Heat – 35 degrees. So one swims.
Winds – 130 kms. One takes shelter.
A cool change. Winds of 137 kms. One battens down the hatches.
Broken willow – again. How much more can my beloved front willow take?
The back willow streaming and swirling in the wind.
The dogs ‘cool pool’ filling with debris.
My veggie garden burned to a cinder.
The French beans – just matured, are beyond repair.
The bay whipped to a frenzy.
And now we have thunder and lightning! Dogs clinging to my sides as wind and thunder create anxiety for them.
Sooo over it. But at least it’s cool!!!!
Poor Prue – you really are having a rough time of it! As are Cornwall and Devon over here. I’m almost ashamed of our mild, though rather wet, winter in Scotland. Never a sign of snow. A slight frost on a couple of mornings, gone by lunchtime. Everything has gone mad!
The bonus – and it’s a really good one, Ann, is that we can swim at any time of the day or night and get cool! I feel very sorry for the elderly and new babes though – unless they are in airconditioned spaces, it must be very hard to cope with.
I’ll trade you. Minus 17 here and windy and snow.
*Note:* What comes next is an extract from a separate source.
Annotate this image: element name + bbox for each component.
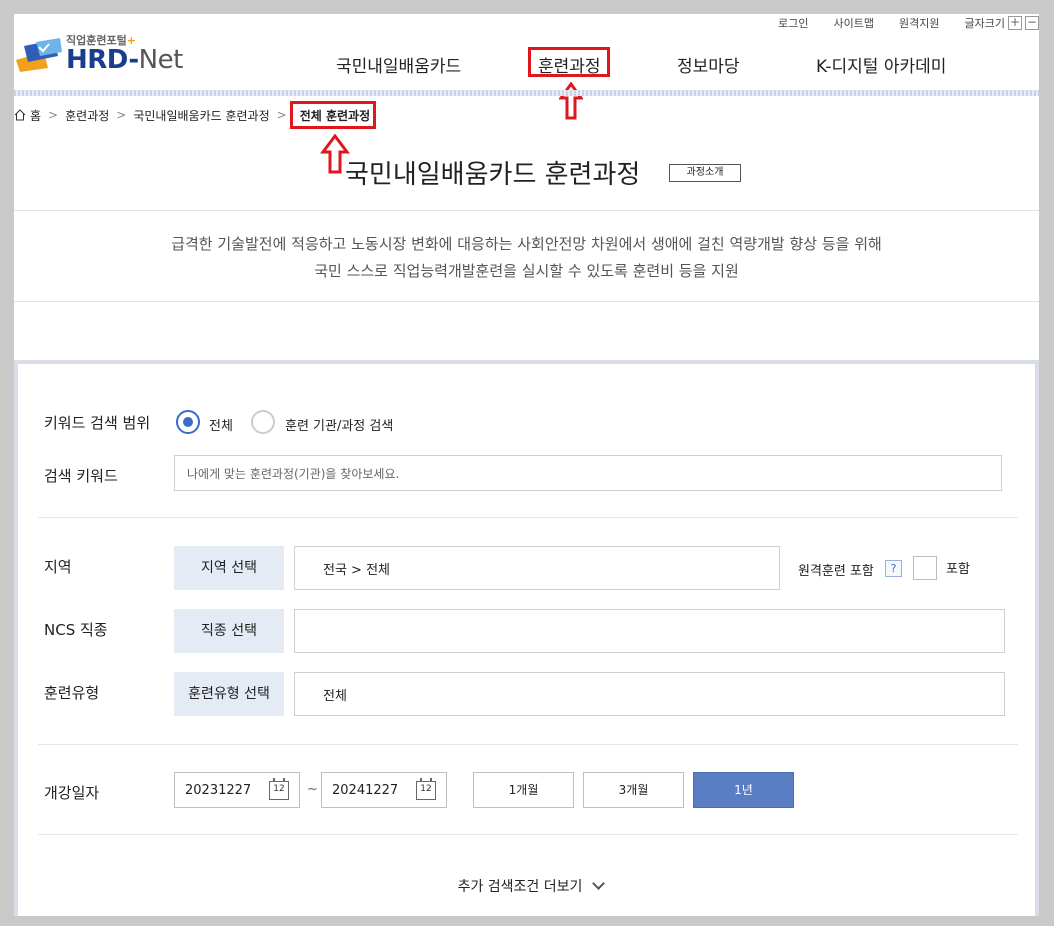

Two days of yours for a week of mine – I doubt I could handle -17 with wind for any longer. It has the sound of Antarctica for us here in Australia. I do feel for you all in the northern hemisphere, it has been mind-blowing to see on the TV news and online.
On Countryfile on the BBC last night they showed someone swimming in a tarn in the Lake District. Dire warnings not to do this yourself – you could die of heart failure. The man who swam is hardened to it, he swims there every day, but he could only stay in 15 minutes. Otherwise he’d have died of hypothermia, so . . . no swimming here for the moment!